Sepertinya, seluruh langkah penertiban lebih
didorong adanya penerapan kebijakan baru pemerintah, terutama terkait tertib
anggaran dan aset negara. Langkah pemerintah dalam menertibkan kebijakan sistem
keuangan dan penganggaran baru, yang juga diterapkan di seluruh instansi
pemerintah. Sehingga pendataan aset-aset negara yang ada mendesak untuk segera
dilakukan dan diupayakan bisa segera selesai.
Selain itu, Kementerian Pertahanan juga
menginginkan perubahan mekanisme penganggaran khusus untuk bidang pertahanan,
yang memungkinkan adanya mekanisme anggaran multi-tahun (multi-years), bahkan
sampai mencakup sekaligus tiga perencanaan strategis (renstra) atau 15 tahun
mendatang. Semua hanya bisa terealisasi jika seluruh mekanisme anggaran dan
pemanfaatan serta pertanggungjawaban aset negara di tubuh TNI dan Kementerian
Pertahanan sudah beres dan tertata dengan baik, termasuk soal keberadaan aset
sampai penggunaannya.
Namun, sangat disayangkan, langkah yang diambil
cenderung menggampangkan masalah.
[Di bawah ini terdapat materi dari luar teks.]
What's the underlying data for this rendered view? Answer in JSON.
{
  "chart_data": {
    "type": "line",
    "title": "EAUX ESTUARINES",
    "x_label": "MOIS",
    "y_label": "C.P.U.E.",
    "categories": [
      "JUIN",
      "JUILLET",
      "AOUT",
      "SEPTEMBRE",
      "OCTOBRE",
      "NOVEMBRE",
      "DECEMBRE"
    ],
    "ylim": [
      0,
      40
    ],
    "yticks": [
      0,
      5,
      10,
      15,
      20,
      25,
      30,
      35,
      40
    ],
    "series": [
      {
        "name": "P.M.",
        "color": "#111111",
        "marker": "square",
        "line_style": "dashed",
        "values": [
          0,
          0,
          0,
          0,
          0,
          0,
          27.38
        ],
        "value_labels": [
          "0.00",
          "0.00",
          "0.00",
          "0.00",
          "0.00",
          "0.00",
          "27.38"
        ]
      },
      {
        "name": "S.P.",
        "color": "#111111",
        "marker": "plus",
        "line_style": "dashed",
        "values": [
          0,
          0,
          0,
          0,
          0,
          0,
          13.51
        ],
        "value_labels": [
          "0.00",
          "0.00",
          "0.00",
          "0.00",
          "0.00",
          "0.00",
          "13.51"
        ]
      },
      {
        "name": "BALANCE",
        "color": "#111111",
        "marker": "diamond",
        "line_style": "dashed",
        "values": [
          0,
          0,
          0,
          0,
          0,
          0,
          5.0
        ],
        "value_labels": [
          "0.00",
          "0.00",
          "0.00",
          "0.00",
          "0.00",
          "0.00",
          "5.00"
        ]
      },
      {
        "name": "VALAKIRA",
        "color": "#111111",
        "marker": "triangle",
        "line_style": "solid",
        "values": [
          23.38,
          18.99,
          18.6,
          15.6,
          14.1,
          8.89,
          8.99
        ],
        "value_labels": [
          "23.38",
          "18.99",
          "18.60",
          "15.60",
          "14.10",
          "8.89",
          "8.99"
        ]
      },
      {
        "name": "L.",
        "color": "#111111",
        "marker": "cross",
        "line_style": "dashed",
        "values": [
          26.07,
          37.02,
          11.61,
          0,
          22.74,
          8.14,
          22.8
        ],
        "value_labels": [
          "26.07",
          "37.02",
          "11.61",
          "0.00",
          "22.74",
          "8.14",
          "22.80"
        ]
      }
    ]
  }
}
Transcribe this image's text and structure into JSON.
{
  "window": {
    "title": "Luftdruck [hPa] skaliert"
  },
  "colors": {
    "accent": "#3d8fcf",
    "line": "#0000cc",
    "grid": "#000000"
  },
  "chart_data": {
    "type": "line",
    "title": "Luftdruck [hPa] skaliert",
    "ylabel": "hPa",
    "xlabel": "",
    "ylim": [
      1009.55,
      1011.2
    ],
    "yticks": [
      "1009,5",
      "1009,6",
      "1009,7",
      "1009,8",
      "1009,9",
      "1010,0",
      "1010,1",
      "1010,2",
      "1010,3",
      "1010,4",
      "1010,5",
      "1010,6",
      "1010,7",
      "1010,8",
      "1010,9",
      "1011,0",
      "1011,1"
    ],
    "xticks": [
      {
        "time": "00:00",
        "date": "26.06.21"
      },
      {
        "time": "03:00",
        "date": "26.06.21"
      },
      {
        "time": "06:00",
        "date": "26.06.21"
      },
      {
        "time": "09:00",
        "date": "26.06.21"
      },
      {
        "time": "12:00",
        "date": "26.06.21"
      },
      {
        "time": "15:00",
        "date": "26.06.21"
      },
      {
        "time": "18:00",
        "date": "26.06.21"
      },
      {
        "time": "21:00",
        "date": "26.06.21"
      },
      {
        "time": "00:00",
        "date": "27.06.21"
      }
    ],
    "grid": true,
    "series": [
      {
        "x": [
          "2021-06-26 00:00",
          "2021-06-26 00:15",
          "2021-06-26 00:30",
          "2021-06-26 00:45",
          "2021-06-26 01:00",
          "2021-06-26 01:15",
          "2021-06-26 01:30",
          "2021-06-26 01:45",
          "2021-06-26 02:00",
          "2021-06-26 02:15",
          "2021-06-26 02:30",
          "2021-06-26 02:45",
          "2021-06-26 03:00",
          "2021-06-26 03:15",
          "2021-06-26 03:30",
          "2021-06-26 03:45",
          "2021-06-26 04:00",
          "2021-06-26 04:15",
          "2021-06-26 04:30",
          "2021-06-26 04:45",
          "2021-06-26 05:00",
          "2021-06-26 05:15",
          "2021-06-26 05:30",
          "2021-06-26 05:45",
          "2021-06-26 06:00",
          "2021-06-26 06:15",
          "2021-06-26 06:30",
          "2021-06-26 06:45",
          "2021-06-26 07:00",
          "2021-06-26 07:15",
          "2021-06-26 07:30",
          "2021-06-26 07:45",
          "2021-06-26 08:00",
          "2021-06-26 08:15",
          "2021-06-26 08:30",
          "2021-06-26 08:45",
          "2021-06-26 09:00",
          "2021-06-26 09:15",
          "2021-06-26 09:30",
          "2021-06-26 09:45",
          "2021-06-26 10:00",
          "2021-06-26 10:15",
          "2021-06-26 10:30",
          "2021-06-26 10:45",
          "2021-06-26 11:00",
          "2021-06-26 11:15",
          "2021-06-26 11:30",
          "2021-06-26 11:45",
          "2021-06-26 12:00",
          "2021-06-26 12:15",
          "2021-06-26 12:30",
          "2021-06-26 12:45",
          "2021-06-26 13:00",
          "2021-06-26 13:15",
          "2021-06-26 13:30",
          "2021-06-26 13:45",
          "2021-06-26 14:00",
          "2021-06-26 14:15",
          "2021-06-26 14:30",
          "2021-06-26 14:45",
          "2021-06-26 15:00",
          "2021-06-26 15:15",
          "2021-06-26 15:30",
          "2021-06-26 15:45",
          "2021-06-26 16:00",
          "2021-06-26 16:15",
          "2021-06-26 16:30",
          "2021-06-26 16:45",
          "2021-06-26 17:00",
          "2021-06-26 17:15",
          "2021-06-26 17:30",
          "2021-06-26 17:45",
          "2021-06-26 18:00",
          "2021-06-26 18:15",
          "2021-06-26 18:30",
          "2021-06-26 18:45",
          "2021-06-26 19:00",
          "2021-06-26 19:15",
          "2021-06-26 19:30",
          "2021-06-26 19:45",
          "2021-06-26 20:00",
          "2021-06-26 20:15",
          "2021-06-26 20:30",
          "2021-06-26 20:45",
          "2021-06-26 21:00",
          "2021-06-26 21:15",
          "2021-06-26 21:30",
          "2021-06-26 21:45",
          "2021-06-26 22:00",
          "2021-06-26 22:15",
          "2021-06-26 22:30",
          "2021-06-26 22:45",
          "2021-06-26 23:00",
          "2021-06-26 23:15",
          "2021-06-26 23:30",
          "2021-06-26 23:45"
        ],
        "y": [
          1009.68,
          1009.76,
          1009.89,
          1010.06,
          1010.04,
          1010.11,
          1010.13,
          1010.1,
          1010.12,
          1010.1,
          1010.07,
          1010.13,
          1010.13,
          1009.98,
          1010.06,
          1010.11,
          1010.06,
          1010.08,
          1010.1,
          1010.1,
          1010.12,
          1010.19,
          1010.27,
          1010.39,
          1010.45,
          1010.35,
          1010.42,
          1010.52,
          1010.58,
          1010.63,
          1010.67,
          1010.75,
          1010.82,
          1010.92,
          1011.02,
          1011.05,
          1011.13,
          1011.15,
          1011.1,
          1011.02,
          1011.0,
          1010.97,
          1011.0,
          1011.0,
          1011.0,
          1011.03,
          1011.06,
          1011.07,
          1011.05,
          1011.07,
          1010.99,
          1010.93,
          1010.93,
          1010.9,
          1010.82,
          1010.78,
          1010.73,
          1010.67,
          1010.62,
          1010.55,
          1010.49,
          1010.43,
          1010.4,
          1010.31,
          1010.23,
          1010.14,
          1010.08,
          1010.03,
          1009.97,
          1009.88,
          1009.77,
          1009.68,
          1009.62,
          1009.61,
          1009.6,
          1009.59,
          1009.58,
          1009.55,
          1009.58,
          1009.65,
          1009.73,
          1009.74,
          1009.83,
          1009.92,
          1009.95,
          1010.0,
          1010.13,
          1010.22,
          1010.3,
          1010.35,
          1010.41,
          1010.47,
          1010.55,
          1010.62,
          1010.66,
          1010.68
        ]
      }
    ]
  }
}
Apalagi para purnawirawan yang diusir itu
tidak sedikit yang dahulu memiliki jasa besar dan pernah dianugerahi bintang
jasa oleh pemerintah, misalnya karena terlibat dalam pertempuran atau operasi
tertentu. Sebaiknya pemerintah berani mencari skema moratorium dengan
menetapkan kondisi status quo terhadap aset-aset rumah prajurit TNI ketimbang
sekadar menggusur.
Malah jika memungkinkan, juga diatur soal ganti
kerugian terhadap para penghuni yang telah lama tinggal di situ. Semestinya,
pemerintah juga harus berani menjadikan, misalnya, membangun kekurangan
perumahan prajurit TNI sesuai kebutuhan saat ini, dengan menjadikannya semacam
mega proyek yang pelaksanaan pembangunannya diserahkan ke instansi lain semacam
kementerian bidang perumahan rakyat. Selain itu pada masa mendatang, pemerintah
dalam mengalokasikan anggaran pertahanan juga semestinya bisa memasukkan
komponen tunjangan perumahan bagi para prajurit TNI dalam struktur penggajian
(remunerasi) sehingga memungkinkan mereka memiliki rumah pribadi dan bukannya
dalam bentuk rumah dinas.
Pelanggaran HAM
Hingga kini, tercatat sebanyak lima rumah dinas
yang telah dieksekusi dan mendapat pengawasan ketat dari Kodam V Brawijaya. Di
masing-masing rumah tersebut terpampang tulisan: “Rumah Dinas Ajedam
V/Brawijaya”. Warga Jalan Taman Hayam Wuruk yang tinggal di lingkungan
Perumahan Dinas Kodam V Brawijaya menilai eksekusi rumahnya oleh TNI AD sebagai
bentuk pelanggaran hukum. Warga akan menempuh jalur hukum untuk mempertahankan
haknya.
Kebijakan Kodam V Brawijaya dinilai sudah tidak
manusiawi dan melanggar hukum maupun HAM. Menurut salah satu warga, Slamet
Fitriadi, jika rumah yang dieksekusi bukanlah hak dan milik TNI AD atau rumah
dinas. “Bapak saya beli tanah yang kini berdiri rumah dengan cara potong
gaji. Dan saat itu, Kodam belum ada di sini, masih di Malang,” katanya pada
wartawan. Slamet menegaskan jika selama ini, pihaknya juga membayar pajak, air
dan listrik atas nama Kapten Djauhari, orangtuanya yang sudah almarhum, karena
sudah mempunyai PIJB (Perjanjian Ikatan Jual Beli) rumah di RT 02 RW 08,
Kelurahan Sawunggaling, Kecamatan Wonokromo itu. Pihaknya secara rutin telah
membayar pajak, air, dan listrik berdasarkan PIJB. Namun, ketika akan mengurus
sertifikat, dihalangi oleh Kodam dan diakui jika rumah tersebut milik kodam
serta berstatus rumah dinas.
Namun Slamet dan warga lainnya yang rumahnya di
eksekusi paksa tidak bisa melakukan banyak perlawanan. Mereka pun
berencana mengajukan gugatan ke pengadilan. “Kita biarkan. Ngapaian kita
ladeni, kita bukan teroris, bukan pelaku kriminal. Akan kita naikkan ke
pengadilan dan membuat laporan perampasan dan penjarahan serta pelanggaran
HAM,” imbuhnya. Lima rumah yang sudah dieksekusi oleh pasukan Kodam V Brawijaya
itu ditempati Murjilah (anak alm. Lettu Abd. Rochim), Atik (janda Purn Asmad
Hadi Subroto), Mintarsih (anak alm. Kapt Djuhari), Subandrio (anak Mayor Purn.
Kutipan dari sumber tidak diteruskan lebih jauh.